Jobs is survived by his wife, Laurene, to whom he was married for 20 years; their three children, Reed (born 1991), Erin (born 1995), and Eve (born 1998); and a fourth child, Lisa Brennan-Jobs, from a previous relationship.
Statements reacting to Jobs’ death were released by several notable people, including U.S. President Barack Obama, Microsoft founder Bill Gates, and The Walt Disney Company’s Bob Iger. Wired News collected reactions and posted them in tribute on their homepage. Other statements of condolences were issued by the likes of Steven Spielberg, Mark Zuckerberg, Steve Wozniak and George Lucas.
Due to his youth, great wealth, and charisma, after Apple’s founding, Jobs became a symbol of his company and industry. When Time named the computer as the 1982 “Machine of the Year”, the magazine published a long profile of Steve as “the most famous maestro of the micro”.
Jobs was awarded the National Medal of Technology by President Ronald Reagan in 1984 with Steve Wozniak (among the first people to ever receive the honor), and a Jefferson Award for Public Service in the category “Greatest Public Service by an Individual 35 Years or Under” (also known as the Samuel S. Beard Award) in 1987. On November 27, 2007, Jobs was named the most powerful person in business by Fortune Magazine. On December 5, 2007, California Governor Arnold Schwarzenegger and First Lady Maria Shriver inducted Jobs into the California Hall of Fame, located at The California Museum for History, Women and the Arts.
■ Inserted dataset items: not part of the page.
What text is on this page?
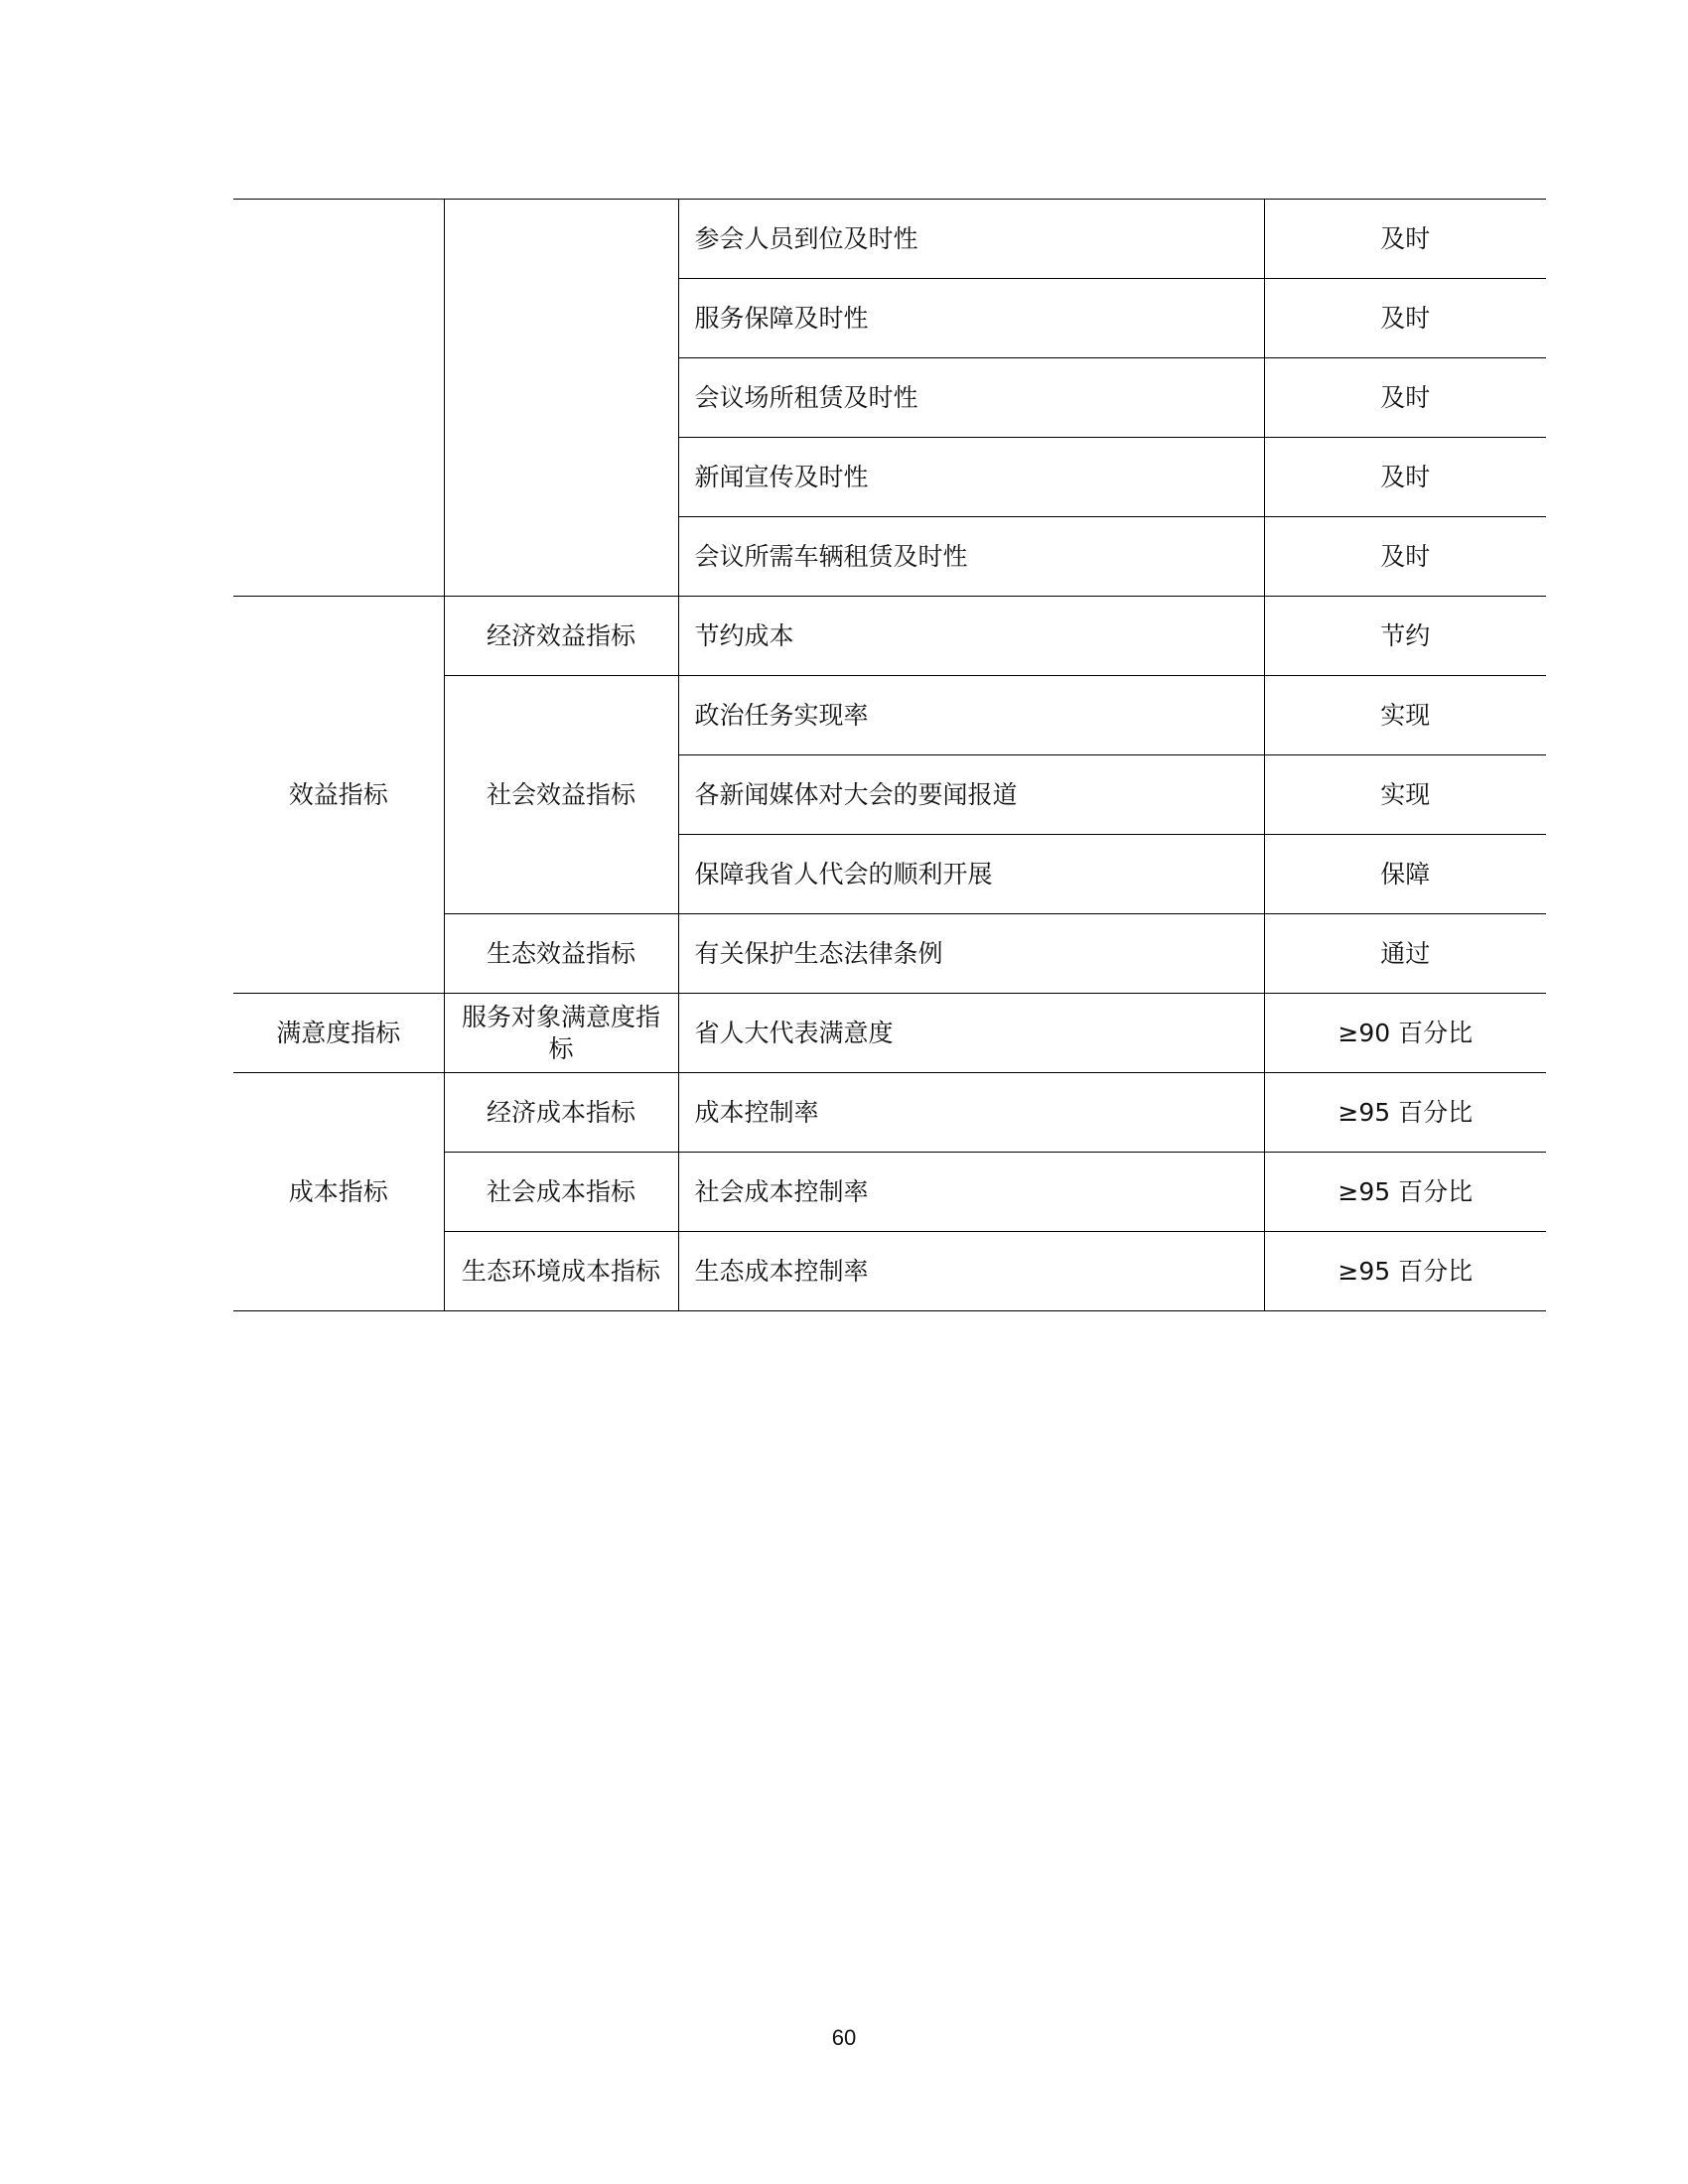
		参会人员到位及时性	及时
		服务保障及时性	及时
		会议场所租赁及时性	及时
		新闻宣传及时性	及时
		会议所需车辆租赁及时性	及时
效益指标	经济效益指标	节约成本	节约
	社会效益指标	政治任务实现率	实现
		各新闻媒体对大会的要闻报道	实现
		保障我省人代会的顺利开展	保障
	生态效益指标	有关保护生态法律条例	通过
满意度指标	服务对象满意度指标	省人大代表满意度	≥90 百分比
成本指标	经济成本指标	成本控制率	≥95 百分比
	社会成本指标	社会成本控制率	≥95 百分比
	生态环境成本指标	生态成本控制率	≥95 百分比
60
In August 2009, Jobs was selected as the most admired entrepreneur among teenagers in a survey by Junior Achievement. On November 5, 2009, Jobs was named the CEO of the decade by Fortune Magazine. In September 2011, Jobs was ranked No.17 on Forbes: The World’s Most Powerful People. In December 2010, the Financial Times named Jobs its person of the year for 2010, ending its essay by stating, “In his autobiography, John Sculley, the former PepsiCo executive who once ran Apple, said this of the ambitions of the man he had pushed out: ‘Apple was supposed to become a wonderful consumer products company. This was a lunatic plan. High-tech could not be designed and sold as a consumer product.’ How wrong can you be”.
After his resignation as Apple’s CEO, Jobs was characterized as the Thomas Edison and Henry Ford of his time.